Sólo queda un puente
para avanzar sobre Berlín y los alemanes no tienen nada con qué defender su
propia retirada. Al Mayor Krueger le han prometido dos divisiones blindadas,
mil seiscientos hombres y armamento suficiente como para detener dos avalanchas
americanas. Sin embargo, nada de eso es cierto. Los alemanes no son capaces de
afrontar la verdad y su ejército está prácticamente deshecho. No hay tanques,
no hay armamento, no hay explosivos y sólo posee doscientos hombres malamente pertrechados.
Los americanos mandan a un destacamento para inspeccionar el puente y da la
casualidad de que siempre es el mismo.

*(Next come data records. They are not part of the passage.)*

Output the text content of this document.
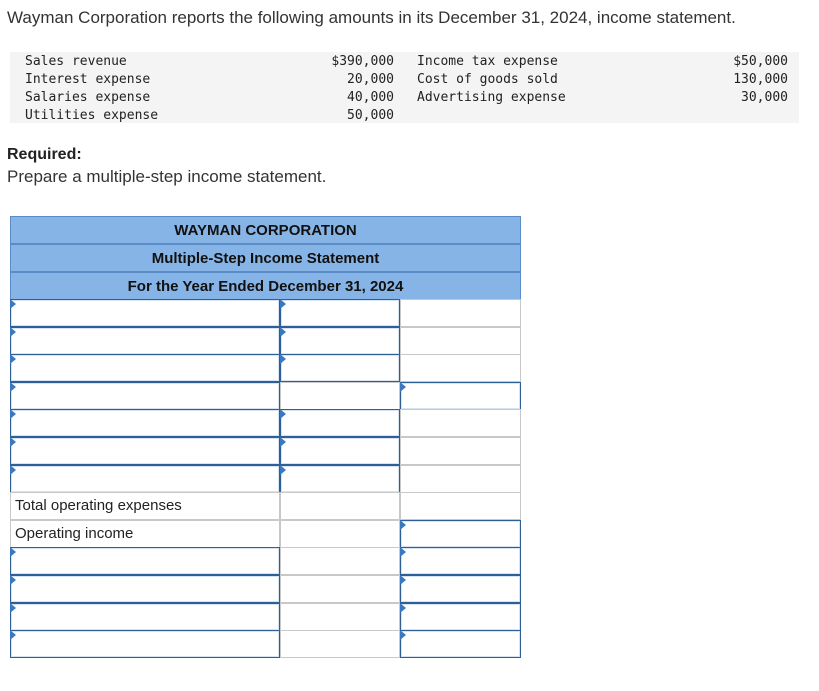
Wayman Corporation reports the following amounts in its December 31, 2024, income statement.
Sales revenue	$390,000
Interest expense	20,000
Salaries expense	40,000
Utilities expense	50,000
Income tax expense	$50,000
Cost of goods sold	130,000
Advertising expense	30,000
Required:
Prepare a multiple-step income statement.
WAYMAN CORPORATION
Multiple-Step Income Statement
For the Year Ended December 31, 2024
Total operating expenses
Operating income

Son esos tipos a los que siempre eligen
para ser punta de lanza de cualquier operación y están un tanto cansados de ser
punta y de ser lanza. Y por detrás de ellos vienen algunos mandos que se
debaten entre el deber y la ambición. No es plato de gusto para unos guerreros
agotados, que se van diezmando a medida de que pasan los días de combate. Allí
está el puente y, una vez que han llegado, nadie sabe muy bien qué hacer con
él. Los alemanes quieren destruirlo. Los americanos quieren destruirlo. Y se
arma una batalla porque cada bando cree que el otro pretende lo contrario.
Mientras tanto, el
Mayor Krueger comprueba de primera mano la corrupción en el pueblo alrededor
del puente y cómo cada uno se sube a la primera bandera que pasa por delante
por una simple cuestión de ventaja. El Teniente Phil Hartman, valiente,
veterano, bastante justo en sus decisiones y algo discutido por algunos de sus
subordinados, también está llegando a las últimas bocanadas de bravura porque
cada vez soporta peor asistir a la muerte de sus amigos. Esta maldita guerra
parece no acabar nunca y ya se sabe que los alemanes harán todo lo posible para
perder con honor. Y el honor es una palabra que no rima demasiado bien con
batalla.
Excelente película
dirigida por John Guillermin, con un reparto en el que no hay grandes
estrellas, pero sí actores muy competentes como George Segal, Robert Vaughn,
Bradford Dillman y Ben Gazzara. Es un título que ha caído algo en el olvido
general porque, probablemente, en el momento de su estreno no llamó demasiado
la atención porque lo que se vendía, por aquel entonces, era el cine de
comandos y misiones suicidas tales como Doce
del patíbulo, de Robert Aldrich; La
brigada del diablo, de Andrew McLaglen o El desafío de las águilas, de Brian G. Hutton. Sin embargo, es una
película bien llevada, espléndidamente interpretada con especial mención a
George Segal, más duro y más amargado que en sus habituales papeles, con
escenas realmente meritorias de batalla y de movimiento de masas y con cierta
calidad en todos sus extremos. Quizá al final se agote un poco la munición,
pero se perdona con facilidad por la profesionalidad de todos los que intervinieron
en ella, actores sólidos, alejados del estrellato, que daban lo mejor de sí
mismos en una película que, pasara lo que pasase, iba a ser menor.
Así que es hora de cruzar este puente incómodo. Los alemanes no saben si volarlo o esperar hasta el último momento para facilitar la retirada de su ejército. Los americanos no saben si volarlo para aislar esa misma retirada o cruzarlo a toda velocidad para llegar a Berlín antes que los rusos. La respuesta está en una explosión que nunca fue lo suficientemente violenta y en un camino lleno de pitilleras de oro.